The spring housing slides back and forth with a thumbnail or small screw driver. Push it away from the spring and it loses half of it's strength. By the way this is for code 100 peco turnouts. I don't know if it is the same for code 83.
They describe it a little in this article:
http://www.loystoys.com/peco/about-turnouts.html
You should be able to put a resistor in series with the servo motor to reduce the current. However, there is going to be a trade off. Getting the current down to 20ma may not allow the servo to have enough power to move a stiff turnout.
EDIT
Do you remember back in the days of constant lighting on DC locomotives? Where the motor current ran through two back to back diodes and a 1.5 volt mini bulb was wired across the diodes? Something like that may work with an LED too.
Elmer.
The above is my opinion, from an active and experienced Model Railroader in N scale and HO since 1961.
(Modeling Freelance, Eastern US, HO scale, in 1962, with NCE DCC for locomotive control and a stand alone LocoNet for block detection and signals.) http://waynes-trains.com/ at home, and N scale at the Club.

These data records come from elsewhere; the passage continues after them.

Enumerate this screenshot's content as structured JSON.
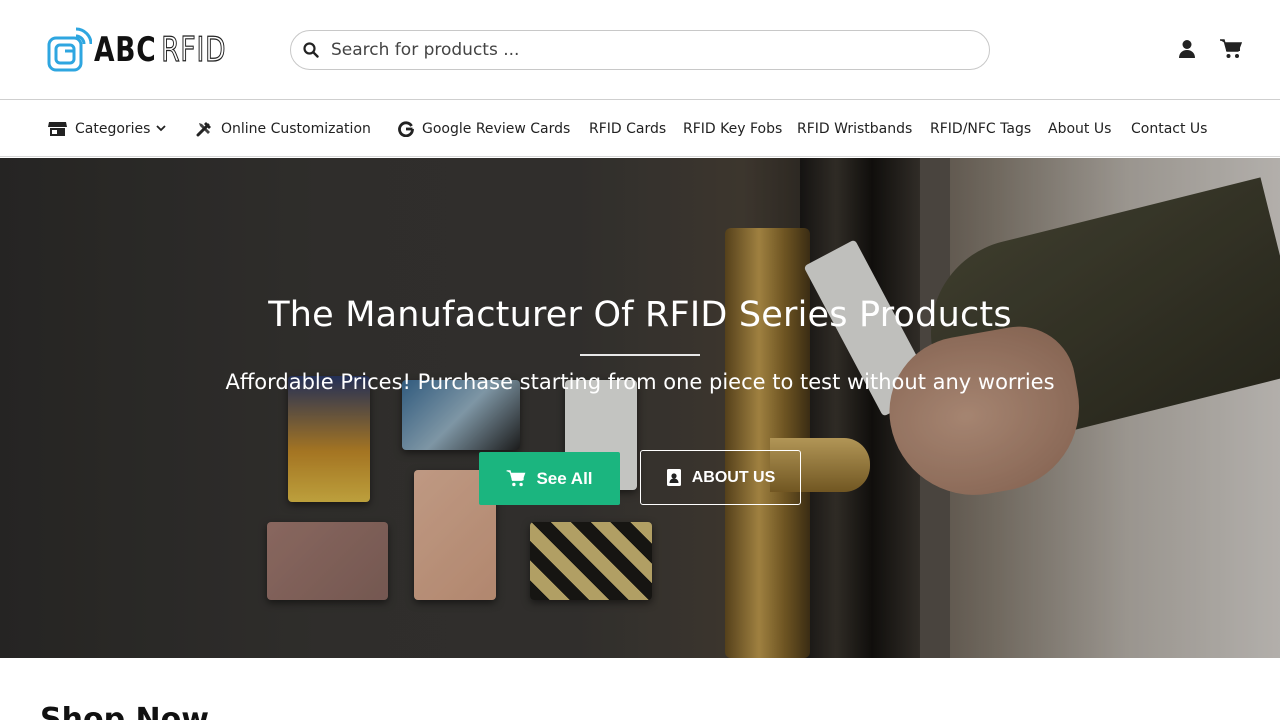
{
  "header": {
    "logo": {
      "brand_primary": "ABC",
      "brand_secondary": "RFID",
      "accent": "#2ea6e0"
    },
    "search": {
      "placeholder": "Search for products ...",
      "value": ""
    },
    "icons": {
      "account": "user-icon",
      "cart": "cart-icon"
    }
  },
  "nav": {
    "items": [
      {
        "label": "Categories",
        "icon": "store-icon",
        "has_dropdown": true
      },
      {
        "label": "Online Customization",
        "icon": "tools-icon"
      },
      {
        "label": "Google Review Cards",
        "icon": "google-icon"
      },
      {
        "label": "RFID Cards"
      },
      {
        "label": "RFID Key Fobs"
      },
      {
        "label": "RFID Wristbands"
      },
      {
        "label": "RFID/NFC Tags"
      },
      {
        "label": "About Us"
      },
      {
        "label": "Contact Us"
      }
    ]
  },
  "hero": {
    "title": "The Manufacturer Of RFID Series Products",
    "subtitle": "Affordable Prices! Purchase starting from one piece to test without any worries",
    "primary_button": {
      "label": "See All",
      "icon": "cart-icon",
      "color": "#1bb57f"
    },
    "secondary_button": {
      "label": "ABOUT US",
      "icon": "contact-book-icon"
    }
  },
  "section": {
    "shop_title": "Shop Now"
  }
}
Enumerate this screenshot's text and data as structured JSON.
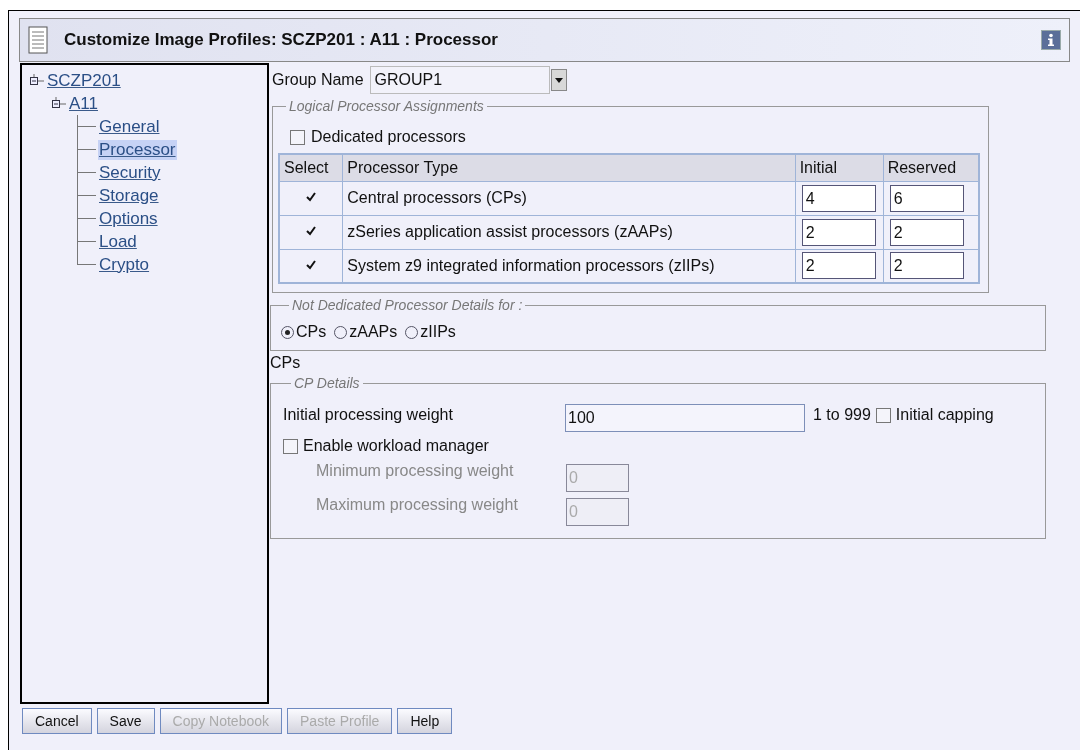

Since servo's are relatively new in this hobby we'd probably need some more info. For instance if the servo is rated a 120ma we need to know what voltage it's based on. If it's at 5 volts then for a 12 volt source the current is less than half.
Most current servos are designed to work on 5 volts. The reduced voltage means fewer batteries in your airplane, where weight is critical. It also means they can be directly driven off a common PIC or other microcontroller. The motors aren;t meant to be used with 12 volts.
I would say any 9G and bigger servo will work fine with Peco, they can push pretty hard. The 4.3 and smaller super micro servos might not have enough power. Bascially, if it works with a Tortoise it will work fine with a servo.